There have been many studies and much controversy about whether or not larger school districts save money or improve the educational outcomes for students across America. It is important to note that most, if not all, studies define small school districts as those containing fewer than 1,500 students and small schools as those that have fewer than 300 students. By those standards, Vermont has tiny schools and tiny school districts, and the legislation being proposed would still leave nearly all our schools and school districts in the “small” category.

This begs the question: What is local? Are we required to consider our towns as the only feasible definition of local? Do we confine our shopping, our work environment, our entertainment, or even our friends as within our town borders? When children had to walk to school there were 2,700 school districts in the state, and then, at the turn of the century, we could expand the definition of one’s local school district as within the town’s borders. Now with urbanization, ubiquitous school buses, carpooling, and Internet learning, we can expand our definition of our local school to a much larger area.

Some criticism has come from those concerned about the loss of democracy. The current state of affairs has citizens unable to vote for (or against) the supervisory budgets, and in my district that budget dwarfs the elementary school budgets. Democracy is also lost due to the current trend of closing tiny schools in our rural towns. This is happening now due to economic forces and low student populations. If we can expand our sense of community and have an opportunity to vote on the entire school budget and support small schools, doesn’t that actually expand democracy?
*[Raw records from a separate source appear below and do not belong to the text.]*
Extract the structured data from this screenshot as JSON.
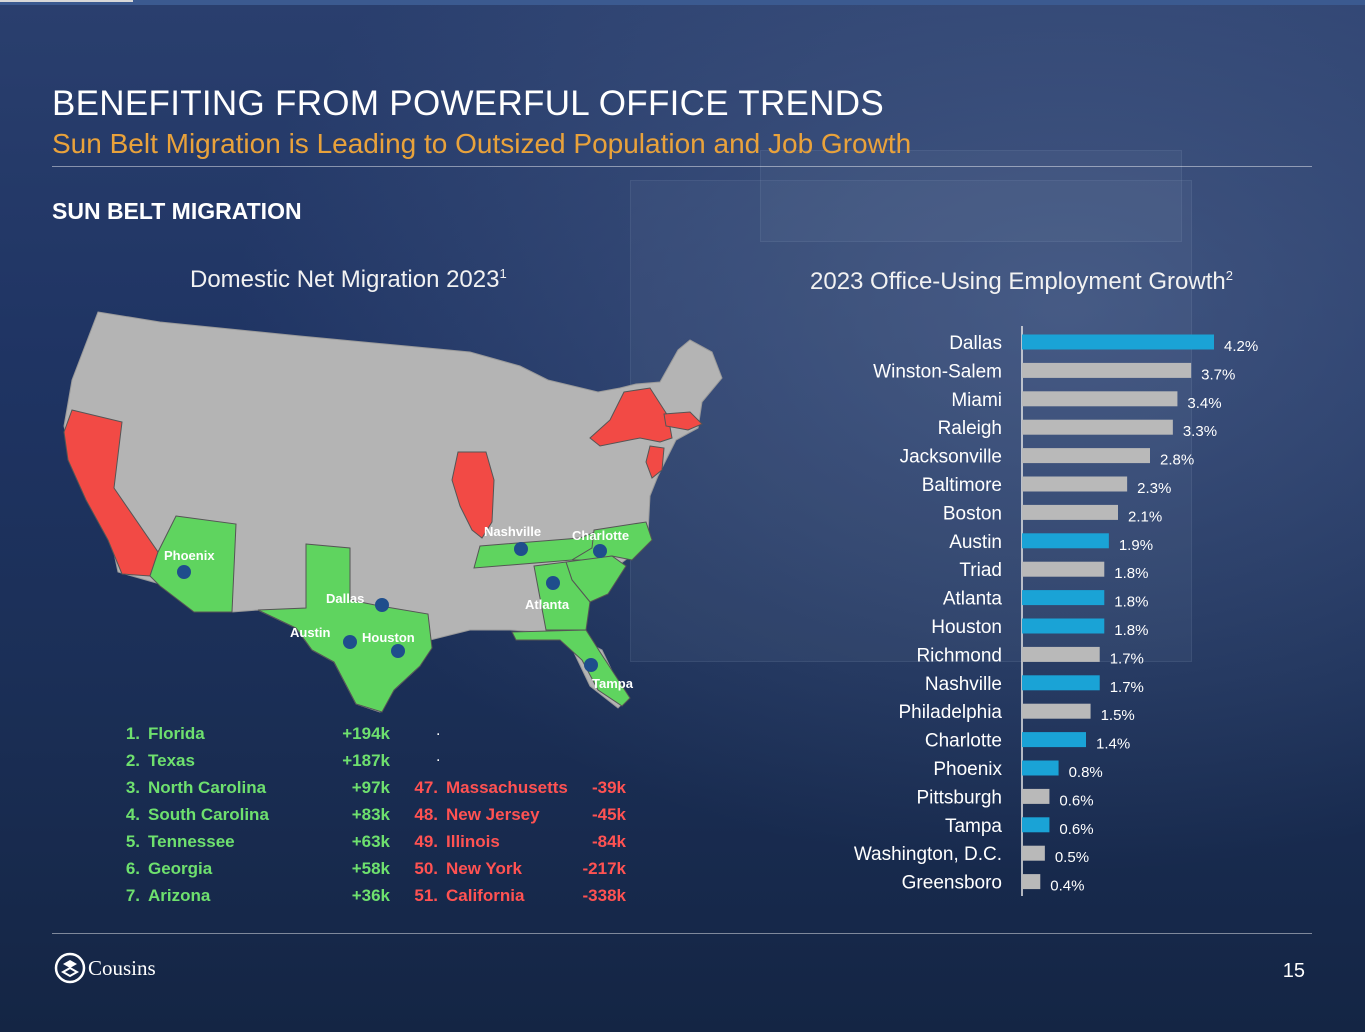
{
  "header": {
    "title": "BENEFITING FROM POWERFUL OFFICE TRENDS",
    "subtitle": "Sun Belt Migration is Leading to Outsized Population and Job Growth",
    "section": "SUN BELT MIGRATION"
  },
  "map_panel": {
    "title": "Domestic Net Migration 2023",
    "footnote": "1",
    "colors": {
      "gain": "#5fd45f",
      "loss": "#f24a45",
      "neutral": "#b4b4b4",
      "marker": "#1f4e8c"
    },
    "cities": [
      "Phoenix",
      "Dallas",
      "Austin",
      "Houston",
      "Nashville",
      "Charlotte",
      "Atlanta",
      "Tampa"
    ],
    "gainers": [
      {
        "rank": "1.",
        "state": "Florida",
        "value": "+194k"
      },
      {
        "rank": "2.",
        "state": "Texas",
        "value": "+187k"
      },
      {
        "rank": "3.",
        "state": "North Carolina",
        "value": "+97k"
      },
      {
        "rank": "4.",
        "state": "South Carolina",
        "value": "+83k"
      },
      {
        "rank": "5.",
        "state": "Tennessee",
        "value": "+63k"
      },
      {
        "rank": "6.",
        "state": "Georgia",
        "value": "+58k"
      },
      {
        "rank": "7.",
        "state": "Arizona",
        "value": "+36k"
      }
    ],
    "ellipsis": ".",
    "losers": [
      {
        "rank": "47.",
        "state": "Massachusetts",
        "value": "-39k"
      },
      {
        "rank": "48.",
        "state": "New Jersey",
        "value": "-45k"
      },
      {
        "rank": "49.",
        "state": "Illinois",
        "value": "-84k"
      },
      {
        "rank": "50.",
        "state": "New York",
        "value": "-217k"
      },
      {
        "rank": "51.",
        "state": "California",
        "value": "-338k"
      }
    ]
  },
  "chart_data": {
    "type": "bar",
    "orientation": "horizontal",
    "title": "2023 Office-Using Employment Growth",
    "footnote": "2",
    "categories": [
      "Dallas",
      "Winston-Salem",
      "Miami",
      "Raleigh",
      "Jacksonville",
      "Baltimore",
      "Boston",
      "Austin",
      "Triad",
      "Atlanta",
      "Houston",
      "Richmond",
      "Nashville",
      "Philadelphia",
      "Charlotte",
      "Phoenix",
      "Pittsburgh",
      "Tampa",
      "Washington, D.C.",
      "Greensboro"
    ],
    "values": [
      4.2,
      3.7,
      3.4,
      3.3,
      2.8,
      2.3,
      2.1,
      1.9,
      1.8,
      1.8,
      1.8,
      1.7,
      1.7,
      1.5,
      1.4,
      0.8,
      0.6,
      0.6,
      0.5,
      0.4
    ],
    "labels": [
      "4.2%",
      "3.7%",
      "3.4%",
      "3.3%",
      "2.8%",
      "2.3%",
      "2.1%",
      "1.9%",
      "1.8%",
      "1.8%",
      "1.8%",
      "1.7%",
      "1.7%",
      "1.5%",
      "1.4%",
      "0.8%",
      "0.6%",
      "0.6%",
      "0.5%",
      "0.4%"
    ],
    "highlighted": [
      "Dallas",
      "Austin",
      "Atlanta",
      "Houston",
      "Nashville",
      "Charlotte",
      "Phoenix",
      "Tampa"
    ],
    "colors": {
      "highlight": "#1aa3d6",
      "default": "#b9b9b9"
    },
    "xlim": [
      0,
      4.2
    ]
  },
  "footer": {
    "company": "Cousins",
    "page": "15"
  }
}
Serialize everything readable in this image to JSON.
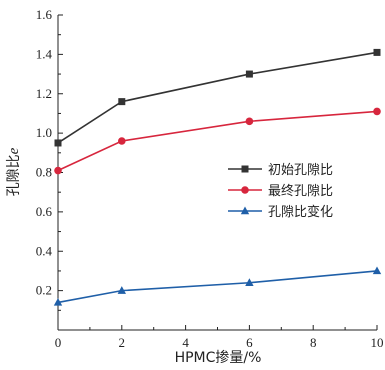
{
  "chart_data": {
    "type": "line",
    "xlabel": "HPMC掺量/%",
    "ylabel_main": "孔隙比",
    "ylabel_symbol": "e",
    "xlim": [
      0,
      10
    ],
    "ylim": [
      0,
      1.6
    ],
    "x_ticks": [
      0,
      2,
      4,
      6,
      8,
      10
    ],
    "y_ticks": [
      0.2,
      0.4,
      0.6,
      0.8,
      1.0,
      1.2,
      1.4,
      1.6
    ],
    "x_tick_labels": [
      "0",
      "2",
      "4",
      "6",
      "8",
      "10"
    ],
    "y_tick_labels": [
      "0.2",
      "0.4",
      "0.6",
      "0.8",
      "1.0",
      "1.2",
      "1.4",
      "1.6"
    ],
    "legend_position": "right-middle",
    "grid": false,
    "series": [
      {
        "name": "初始孔隙比",
        "color": "#333333",
        "marker": "square",
        "x": [
          0,
          2,
          6,
          10
        ],
        "y": [
          0.95,
          1.16,
          1.3,
          1.41
        ]
      },
      {
        "name": "最终孔隙比",
        "color": "#d7263d",
        "marker": "circle",
        "x": [
          0,
          2,
          6,
          10
        ],
        "y": [
          0.81,
          0.96,
          1.06,
          1.11
        ]
      },
      {
        "name": "孔隙比变化",
        "color": "#1f5fa8",
        "marker": "triangle",
        "x": [
          0,
          2,
          6,
          10
        ],
        "y": [
          0.14,
          0.2,
          0.24,
          0.3
        ]
      }
    ]
  }
}
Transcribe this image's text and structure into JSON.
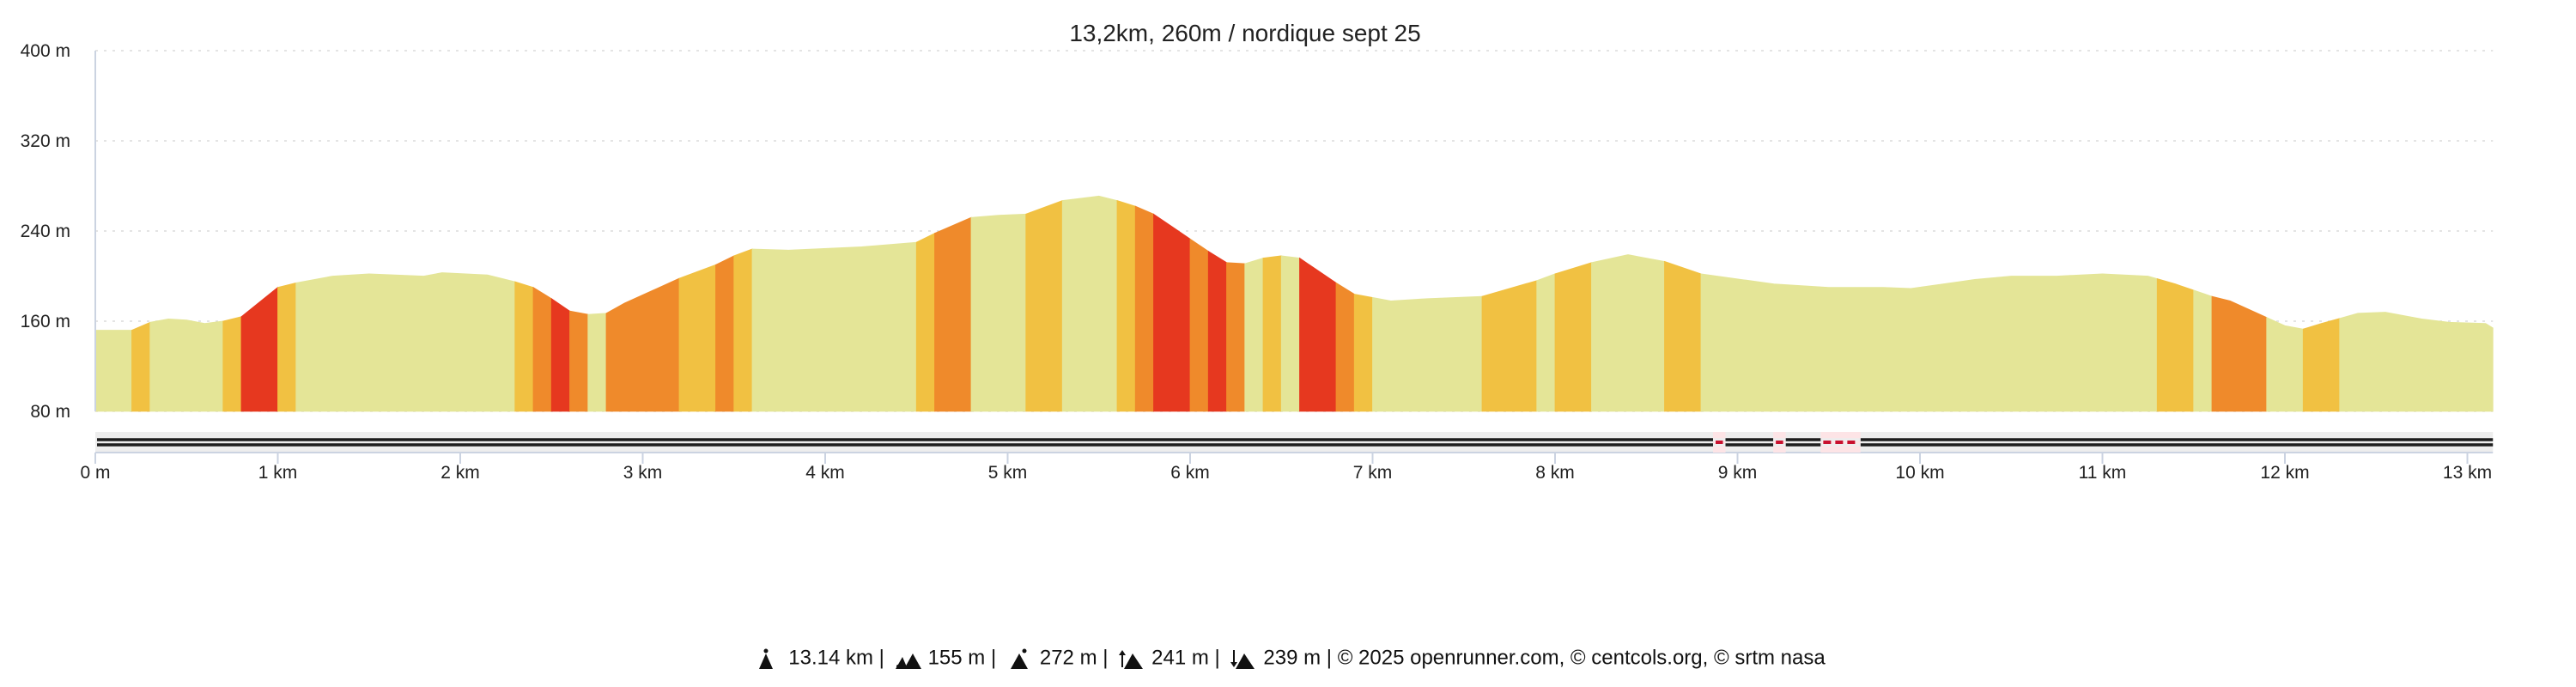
{
  "chart_data": {
    "type": "area",
    "title": "13,2km, 260m / nordique sept 25",
    "xlabel": "",
    "ylabel": "",
    "xlim": [
      0,
      13.14
    ],
    "ylim": [
      80,
      400
    ],
    "grid": true,
    "y_ticks": [
      {
        "v": 80,
        "label": "80 m"
      },
      {
        "v": 160,
        "label": "160 m"
      },
      {
        "v": 240,
        "label": "240 m"
      },
      {
        "v": 320,
        "label": "320 m"
      },
      {
        "v": 400,
        "label": "400 m"
      }
    ],
    "x_ticks": [
      {
        "v": 0,
        "label": "0 m"
      },
      {
        "v": 1,
        "label": "1 km"
      },
      {
        "v": 2,
        "label": "2 km"
      },
      {
        "v": 3,
        "label": "3 km"
      },
      {
        "v": 4,
        "label": "4 km"
      },
      {
        "v": 5,
        "label": "5 km"
      },
      {
        "v": 6,
        "label": "6 km"
      },
      {
        "v": 7,
        "label": "7 km"
      },
      {
        "v": 8,
        "label": "8 km"
      },
      {
        "v": 9,
        "label": "9 km"
      },
      {
        "v": 10,
        "label": "10 km"
      },
      {
        "v": 11,
        "label": "11 km"
      },
      {
        "v": 12,
        "label": "12 km"
      },
      {
        "v": 13,
        "label": "13 km"
      }
    ],
    "profile_km": [
      0,
      0.2,
      0.3,
      0.4,
      0.5,
      0.6,
      0.7,
      0.8,
      1.0,
      1.1,
      1.3,
      1.5,
      1.8,
      1.9,
      2.15,
      2.3,
      2.4,
      2.5,
      2.6,
      2.7,
      2.8,
      2.9,
      3.2,
      3.4,
      3.5,
      3.6,
      3.8,
      4.2,
      4.5,
      4.6,
      4.8,
      4.95,
      5.1,
      5.3,
      5.5,
      5.6,
      5.7,
      5.8,
      5.9,
      6.0,
      6.1,
      6.2,
      6.3,
      6.4,
      6.5,
      6.6,
      6.8,
      6.9,
      7.1,
      7.3,
      7.6,
      7.9,
      8.0,
      8.2,
      8.4,
      8.6,
      8.8,
      9.2,
      9.5,
      9.8,
      9.95,
      10.3,
      10.5,
      10.75,
      11.0,
      11.25,
      11.4,
      11.6,
      11.7,
      12.0,
      12.1,
      12.2,
      12.4,
      12.55,
      12.75,
      12.9,
      13.1,
      13.14
    ],
    "profile_m": [
      152,
      152,
      159,
      162,
      161,
      158,
      160,
      164,
      190,
      194,
      200,
      202,
      200,
      203,
      201,
      195,
      190,
      180,
      169,
      166,
      167,
      176,
      198,
      210,
      218,
      224,
      223,
      226,
      230,
      238,
      252,
      254,
      255,
      267,
      271,
      267,
      262,
      255,
      244,
      233,
      222,
      212,
      211,
      216,
      218,
      216,
      194,
      184,
      178,
      180,
      182,
      196,
      202,
      212,
      219,
      213,
      202,
      193,
      190,
      190,
      189,
      197,
      200,
      200,
      202,
      200,
      193,
      182,
      178,
      156,
      153,
      158,
      167,
      168,
      162,
      159,
      158,
      154
    ],
    "slope_colors": {
      "flat": "#e4e597",
      "moderate": "#f1c142",
      "steep": "#ef8a2b",
      "very_steep": "#e6381f"
    },
    "segments": [
      [
        0,
        0.2,
        "flat"
      ],
      [
        0.2,
        0.3,
        "moderate"
      ],
      [
        0.3,
        0.7,
        "flat"
      ],
      [
        0.7,
        0.8,
        "moderate"
      ],
      [
        0.8,
        1.0,
        "very_steep"
      ],
      [
        1.0,
        1.1,
        "moderate"
      ],
      [
        1.1,
        2.3,
        "flat"
      ],
      [
        2.3,
        2.4,
        "moderate"
      ],
      [
        2.4,
        2.5,
        "steep"
      ],
      [
        2.5,
        2.6,
        "very_steep"
      ],
      [
        2.6,
        2.7,
        "steep"
      ],
      [
        2.7,
        2.8,
        "flat"
      ],
      [
        2.8,
        3.2,
        "steep"
      ],
      [
        3.2,
        3.4,
        "moderate"
      ],
      [
        3.4,
        3.5,
        "steep"
      ],
      [
        3.5,
        3.6,
        "moderate"
      ],
      [
        3.6,
        4.5,
        "flat"
      ],
      [
        4.5,
        4.6,
        "moderate"
      ],
      [
        4.6,
        4.8,
        "steep"
      ],
      [
        4.8,
        5.1,
        "flat"
      ],
      [
        5.1,
        5.3,
        "moderate"
      ],
      [
        5.3,
        5.6,
        "flat"
      ],
      [
        5.6,
        5.7,
        "moderate"
      ],
      [
        5.7,
        5.8,
        "steep"
      ],
      [
        5.8,
        6.0,
        "very_steep"
      ],
      [
        6.0,
        6.1,
        "steep"
      ],
      [
        6.1,
        6.2,
        "very_steep"
      ],
      [
        6.2,
        6.3,
        "steep"
      ],
      [
        6.3,
        6.4,
        "flat"
      ],
      [
        6.4,
        6.5,
        "moderate"
      ],
      [
        6.5,
        6.6,
        "flat"
      ],
      [
        6.6,
        6.8,
        "very_steep"
      ],
      [
        6.8,
        6.9,
        "steep"
      ],
      [
        6.9,
        7.0,
        "moderate"
      ],
      [
        7.0,
        7.6,
        "flat"
      ],
      [
        7.6,
        7.9,
        "moderate"
      ],
      [
        7.9,
        8.0,
        "flat"
      ],
      [
        8.0,
        8.2,
        "moderate"
      ],
      [
        8.2,
        8.6,
        "flat"
      ],
      [
        8.6,
        8.8,
        "moderate"
      ],
      [
        8.8,
        11.3,
        "flat"
      ],
      [
        11.3,
        11.5,
        "moderate"
      ],
      [
        11.5,
        11.6,
        "flat"
      ],
      [
        11.6,
        11.9,
        "steep"
      ],
      [
        11.9,
        12.1,
        "flat"
      ],
      [
        12.1,
        12.3,
        "moderate"
      ],
      [
        12.3,
        13.14,
        "flat"
      ]
    ],
    "surface_track": {
      "red_marks_km": [
        [
          8.88,
          8.92
        ],
        [
          9.21,
          9.25
        ]
      ],
      "red_dashed_km": [
        [
          9.47,
          9.66
        ]
      ],
      "line_color": "#1d1d1d",
      "mark_color": "#c8102e"
    }
  },
  "footer": {
    "distance": "13.14 km",
    "min_alt": "155 m",
    "max_alt": "272 m",
    "ascent": "241 m",
    "descent": "239 m",
    "sep": " | ",
    "credits": "© 2025 openrunner.com, © centcols.org, © srtm nasa"
  }
}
And what about getting rid of local school boards? Certainly, we all like the concept of local control, and the epitome of local control might be local school boards. H.361 makes no mention of getting rid of them; rather, the expectation is that communities will get together to figure out how best to create a PreK-12 school district. This process will create articles of agreement defining the role of the central board, the local boards and the relationship between the towns. H.361 envisions a central board responsible for setting the budget for the education in the larger district as well as the hiring and oversight of the superintendent, who might then have the time to be the educational leader of the district. The role of the local boards is left up to the agreement between the communities.

Some say that the answer is to privatize education, give parents a choice and abandon the idea of public education. I like choice–who doesn’t? Our Vermont Constitution requires that we provide an equitable education for the “convenient instruction of our youth.” How equitable is it if a “voucher” provides for the partial education of our youth, and parents are responsible to pick up the remaining costs? We already make it difficult for students to fully participate in our schools due to the lack of availability of family resources to pay for the “extras.” Do we really think that providing part of the cost of education is an equitable solution to providing high quality education to all our students? I don’t think our Constitution could support the idea that we provide subsidized education only to those who can afford it.

Yes, we have very good public schools; nevertheless, in some of the sparsely populated areas of the state those schools are becoming overly expensive and are closing due to lack of educational opportunities for our students to meet the demands of the 21st Century. We especially fall short of educating the students from low-income families and inspiring all our students to seek some sort of education or training after high school.

I would argue that we need to change the structure of our school system, provide security for small schools that are doing a good job in a cost-effective manner and allow, once again, for the public to vote on the entire cost of that education.

Representative David Sharpe, Addison-4, is the chair of the House Committee on Education.